Middle East Exposure: A Test for European Banks' Resilience
HSBC and Standard Chartered face significant exposure to the Middle East conflict, potentially impacting their earnings. Rising energy costs are affecting lending across multiple sectors. HSBC's Middle East lending exposure is largely concentrated in high-rated corporates, while StanChart's loans to the UAE are significant. UBS and Julius Baer could benefit from wealth diversification amid geopolitical risks.
HSBC and Standard Chartered, two prominent European banks, hold significant exposure to the conflict in the Middle East, which J.P. Morgan warns could impact their earnings. The STOXX 600 Banks index hit a three-month low this week, with HSBC's shares dropping over 5% and Standard Chartered's falling more than 2%.
Rising energy costs are anticipated to affect corporate lending exposure across sectors such as agriculture, manufacturing, construction, and transport.

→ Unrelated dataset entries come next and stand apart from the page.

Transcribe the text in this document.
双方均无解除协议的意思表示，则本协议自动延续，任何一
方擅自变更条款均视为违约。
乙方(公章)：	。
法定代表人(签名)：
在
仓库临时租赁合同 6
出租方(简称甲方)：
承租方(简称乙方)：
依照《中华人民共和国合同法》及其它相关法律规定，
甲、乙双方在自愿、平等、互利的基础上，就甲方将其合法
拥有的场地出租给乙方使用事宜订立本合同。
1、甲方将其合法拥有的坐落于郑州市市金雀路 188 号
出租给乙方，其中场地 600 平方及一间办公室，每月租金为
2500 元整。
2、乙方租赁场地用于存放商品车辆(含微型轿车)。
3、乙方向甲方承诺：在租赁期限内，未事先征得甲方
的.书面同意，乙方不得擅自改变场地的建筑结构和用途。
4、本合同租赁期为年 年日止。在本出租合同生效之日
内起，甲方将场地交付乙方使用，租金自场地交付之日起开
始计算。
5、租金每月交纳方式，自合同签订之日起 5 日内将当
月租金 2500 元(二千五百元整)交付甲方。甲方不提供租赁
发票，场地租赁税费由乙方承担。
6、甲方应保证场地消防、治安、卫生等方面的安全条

J.P. Morgan expects Middle East exposure to contribute notably to StanChart's revenue and profit before tax, excluding Turkey and Egypt.

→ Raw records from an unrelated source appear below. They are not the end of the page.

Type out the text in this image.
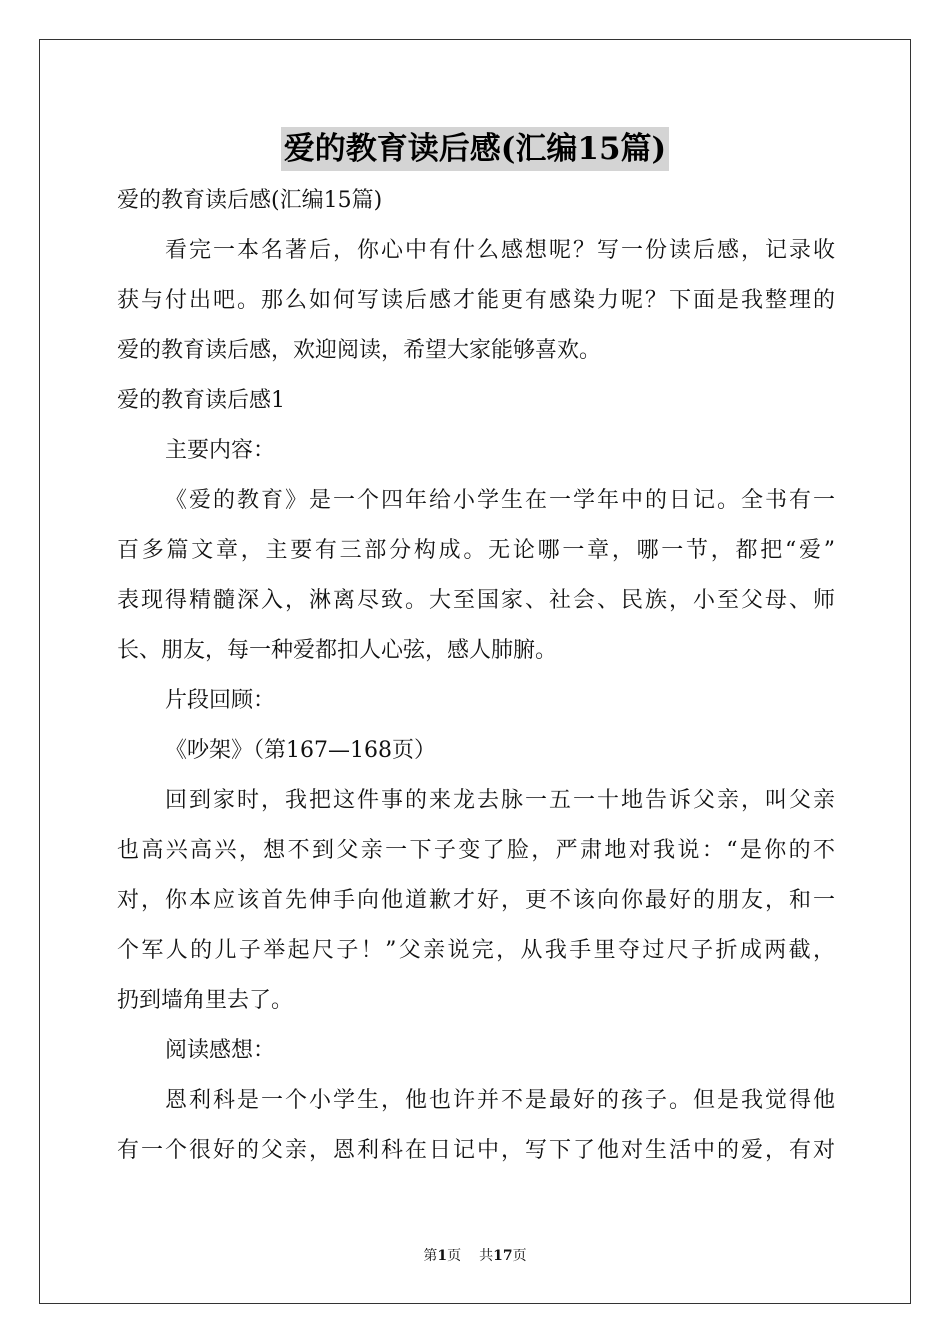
爱的教育读后感(汇编15篇)
爱的教育读后感(汇编15篇)
看完一本名著后，你心中有什么感想呢？写一份读后感，记录收
获与付出吧。那么如何写读后感才能更有感染力呢？下面是我整理的
爱的教育读后感，欢迎阅读，希望大家能够喜欢。
爱的教育读后感1
主要内容：
《爱的教育》是一个四年给小学生在一学年中的日记。全书有一
百多篇文章，主要有三部分构成。无论哪一章，哪一节，都把“爱”
表现得精髓深入，淋离尽致。大至国家、社会、民族，小至父母、师
长、朋友，每一种爱都扣人心弦，感人肺腑。
片段回顾：
《吵架》（第167—168页）
回到家时，我把这件事的来龙去脉一五一十地告诉父亲，叫父亲
也高兴高兴，想不到父亲一下子变了脸，严肃地对我说：“是你的不
对，你本应该首先伸手向他道歉才好，更不该向你最好的朋友，和一
个军人的儿子举起尺子！”父亲说完，从我手里夺过尺子折成两截，
扔到墙角里去了。
阅读感想：
恩利科是一个小学生，他也许并不是最好的孩子。但是我觉得他
有一个很好的父亲，恩利科在日记中，写下了他对生活中的爱，有对
第1页 共17页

Though earnings pressure remains a primary risk rather than credit losses, J.P. Morgan estimates HSBC's Middle East lending exposure at approximately $23 billion for fiscal 2025. Meanwhile, limited exposure for other European banks, such as Societe Generale and Deutsche Bank, is noted, though UBS and Julius Baer may gain from diversified wealth booking amid geopolitical uncertainties.